Because of this late work Mr. Gubb was taking an hour of relaxation in bed. He was about half through the bun and a quarter through the bottle of milk when some one tapped on his door. Mr. Gubb hurriedly slid his feet to the floor and sat keenly erect on the edge of his bed, the milk bottle in one hand and the bun in the other. Something in the quality of the sound of the tapping made Mr. Gubb think it was the announcement of a lady’s coming. The tapping had not been that of a horny-knuckled man; it was a dulled sound
, such as might have been made by a lady’s hand encased in a glove.
With exceeding care Mr. Gubb set the milk bottle under the bed and put the bun under the pillow. With extreme caution lest he made any telltale noises, he removed his temporary attire and began drawing on his garments, keeping one nervous eye on the door, for he could not recall whether he had turned the key or not. He was half-clad when the tapping on the door came again.
“In just one part of a moment of time, please!” he said. “I ain’t quite completely dressed into my garments yet, but I will be immediately soon.”

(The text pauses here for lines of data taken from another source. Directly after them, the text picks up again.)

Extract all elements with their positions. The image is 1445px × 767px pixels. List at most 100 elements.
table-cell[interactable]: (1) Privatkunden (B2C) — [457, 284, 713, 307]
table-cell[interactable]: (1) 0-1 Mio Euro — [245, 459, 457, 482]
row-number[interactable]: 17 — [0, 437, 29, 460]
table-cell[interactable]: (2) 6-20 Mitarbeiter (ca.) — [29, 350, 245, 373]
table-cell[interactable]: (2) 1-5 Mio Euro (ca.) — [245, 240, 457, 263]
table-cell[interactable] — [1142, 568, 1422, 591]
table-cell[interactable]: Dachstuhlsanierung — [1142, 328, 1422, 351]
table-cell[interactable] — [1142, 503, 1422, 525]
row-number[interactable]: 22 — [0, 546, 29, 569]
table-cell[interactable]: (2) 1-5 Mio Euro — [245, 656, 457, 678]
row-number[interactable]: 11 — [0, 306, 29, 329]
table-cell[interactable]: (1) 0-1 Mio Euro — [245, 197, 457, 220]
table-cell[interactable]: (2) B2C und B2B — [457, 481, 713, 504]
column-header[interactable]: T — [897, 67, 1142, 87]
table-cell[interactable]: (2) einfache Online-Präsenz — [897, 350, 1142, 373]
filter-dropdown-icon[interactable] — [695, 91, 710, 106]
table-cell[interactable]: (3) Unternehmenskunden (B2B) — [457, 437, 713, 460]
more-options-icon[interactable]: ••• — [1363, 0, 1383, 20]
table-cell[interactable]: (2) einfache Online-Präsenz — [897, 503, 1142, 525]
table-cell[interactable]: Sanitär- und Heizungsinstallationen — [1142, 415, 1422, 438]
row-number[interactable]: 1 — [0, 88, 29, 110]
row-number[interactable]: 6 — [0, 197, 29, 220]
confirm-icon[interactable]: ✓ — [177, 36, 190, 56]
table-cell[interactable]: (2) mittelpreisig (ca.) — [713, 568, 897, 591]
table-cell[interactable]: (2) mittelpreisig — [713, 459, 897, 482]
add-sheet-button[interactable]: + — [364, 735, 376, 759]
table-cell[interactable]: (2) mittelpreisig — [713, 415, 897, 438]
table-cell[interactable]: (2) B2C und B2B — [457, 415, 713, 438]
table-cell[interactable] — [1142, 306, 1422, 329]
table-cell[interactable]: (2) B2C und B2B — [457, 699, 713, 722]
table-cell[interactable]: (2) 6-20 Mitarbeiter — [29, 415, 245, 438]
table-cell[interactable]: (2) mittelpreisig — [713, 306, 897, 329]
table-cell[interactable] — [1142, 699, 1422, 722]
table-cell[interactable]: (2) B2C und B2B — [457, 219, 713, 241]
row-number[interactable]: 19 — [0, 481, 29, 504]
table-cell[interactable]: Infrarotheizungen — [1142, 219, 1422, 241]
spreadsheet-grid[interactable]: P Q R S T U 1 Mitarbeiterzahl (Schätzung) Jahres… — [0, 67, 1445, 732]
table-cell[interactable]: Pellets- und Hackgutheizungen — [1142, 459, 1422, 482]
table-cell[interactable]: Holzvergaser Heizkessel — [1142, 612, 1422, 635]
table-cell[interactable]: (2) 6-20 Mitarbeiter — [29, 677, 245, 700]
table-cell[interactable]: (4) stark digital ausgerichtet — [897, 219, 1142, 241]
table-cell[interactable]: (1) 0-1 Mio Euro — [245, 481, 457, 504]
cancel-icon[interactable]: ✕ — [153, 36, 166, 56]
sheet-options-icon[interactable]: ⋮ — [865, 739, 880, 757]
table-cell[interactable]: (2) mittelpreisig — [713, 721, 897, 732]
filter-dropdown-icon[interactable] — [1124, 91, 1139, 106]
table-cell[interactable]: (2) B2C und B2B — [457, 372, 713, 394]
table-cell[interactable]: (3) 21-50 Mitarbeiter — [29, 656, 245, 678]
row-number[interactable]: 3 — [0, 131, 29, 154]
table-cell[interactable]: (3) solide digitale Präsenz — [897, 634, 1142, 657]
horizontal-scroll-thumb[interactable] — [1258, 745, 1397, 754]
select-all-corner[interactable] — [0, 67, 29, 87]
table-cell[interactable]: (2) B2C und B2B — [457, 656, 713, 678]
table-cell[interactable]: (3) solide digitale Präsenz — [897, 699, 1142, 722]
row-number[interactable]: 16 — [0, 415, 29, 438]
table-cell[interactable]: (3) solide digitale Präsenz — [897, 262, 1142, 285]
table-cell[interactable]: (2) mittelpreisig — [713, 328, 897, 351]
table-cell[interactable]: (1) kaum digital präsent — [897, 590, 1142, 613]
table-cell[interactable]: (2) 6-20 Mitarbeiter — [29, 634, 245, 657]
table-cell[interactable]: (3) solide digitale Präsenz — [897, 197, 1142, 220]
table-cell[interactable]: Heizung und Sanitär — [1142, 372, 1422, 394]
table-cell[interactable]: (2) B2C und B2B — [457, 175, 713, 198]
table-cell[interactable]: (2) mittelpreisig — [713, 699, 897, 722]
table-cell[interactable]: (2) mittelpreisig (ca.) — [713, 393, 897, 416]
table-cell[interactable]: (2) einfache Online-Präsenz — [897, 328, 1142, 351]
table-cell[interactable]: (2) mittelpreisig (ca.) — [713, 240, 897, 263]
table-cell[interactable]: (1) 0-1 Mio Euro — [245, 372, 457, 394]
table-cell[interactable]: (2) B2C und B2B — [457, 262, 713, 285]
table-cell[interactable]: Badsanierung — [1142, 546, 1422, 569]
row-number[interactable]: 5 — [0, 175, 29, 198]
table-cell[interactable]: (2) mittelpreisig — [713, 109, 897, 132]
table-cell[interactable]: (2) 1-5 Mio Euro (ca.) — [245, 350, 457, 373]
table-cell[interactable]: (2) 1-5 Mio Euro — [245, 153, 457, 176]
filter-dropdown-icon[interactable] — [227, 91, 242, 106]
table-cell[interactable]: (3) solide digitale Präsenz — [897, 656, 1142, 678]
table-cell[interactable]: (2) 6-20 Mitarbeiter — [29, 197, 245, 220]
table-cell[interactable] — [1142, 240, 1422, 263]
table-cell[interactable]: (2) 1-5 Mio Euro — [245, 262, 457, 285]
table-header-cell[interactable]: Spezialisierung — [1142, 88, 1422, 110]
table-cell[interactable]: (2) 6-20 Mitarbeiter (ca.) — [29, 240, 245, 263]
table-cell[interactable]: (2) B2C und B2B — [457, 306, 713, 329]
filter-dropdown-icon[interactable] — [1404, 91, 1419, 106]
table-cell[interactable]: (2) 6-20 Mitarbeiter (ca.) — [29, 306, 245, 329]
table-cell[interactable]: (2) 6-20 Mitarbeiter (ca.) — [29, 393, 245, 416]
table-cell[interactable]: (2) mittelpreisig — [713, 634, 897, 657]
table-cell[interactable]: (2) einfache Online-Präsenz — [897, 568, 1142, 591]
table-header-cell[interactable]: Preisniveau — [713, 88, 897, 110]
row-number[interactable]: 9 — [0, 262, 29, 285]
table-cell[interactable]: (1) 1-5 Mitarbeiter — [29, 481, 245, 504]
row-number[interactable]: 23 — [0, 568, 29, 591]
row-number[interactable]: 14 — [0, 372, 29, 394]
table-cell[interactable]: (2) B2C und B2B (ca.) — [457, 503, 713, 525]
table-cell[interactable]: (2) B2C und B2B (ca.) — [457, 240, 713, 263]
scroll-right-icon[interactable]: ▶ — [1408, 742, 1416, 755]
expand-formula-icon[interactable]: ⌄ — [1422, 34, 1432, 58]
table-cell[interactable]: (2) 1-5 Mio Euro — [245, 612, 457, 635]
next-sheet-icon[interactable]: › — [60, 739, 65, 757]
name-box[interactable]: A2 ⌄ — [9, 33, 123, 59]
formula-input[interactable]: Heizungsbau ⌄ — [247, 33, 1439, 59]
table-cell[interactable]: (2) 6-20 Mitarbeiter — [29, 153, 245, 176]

The tapping ceased, and in a few minutes Mr. Gubb was fully attired. He even paused to give his hair a few strokes of the brush, and then he went to the door. The key had been turned after all, and Mr. Gubb unlocked the door and opened it. Instead of a woman he saw a fat boy, the fattest boy he had ever seen in his life. The boy was so fat that his clothes bulged everywhere; the buttons of his coat seemed to hold him in precariously, and between the buttons, his coat gasped and bound him into great rings of adiposity like automobile tires. His wrists were like fat knees and his hands like puffs of flesh, and the fat, thick fingers explained why his tapping had been muffled. His cheeks bulged as if pumped up with a bicycle pump and crowded his eyes almost out of sight. Even his forehead was fat. He breathed heavily, like a grampus, but he smiled and smiled and smiled! Unutterable good-nature beamed from his face—crass, indestructible, idiotic good-nature. He stood, a heavy canvas telescope traveling-bag at his feet, and grinned at Mr. Gubb.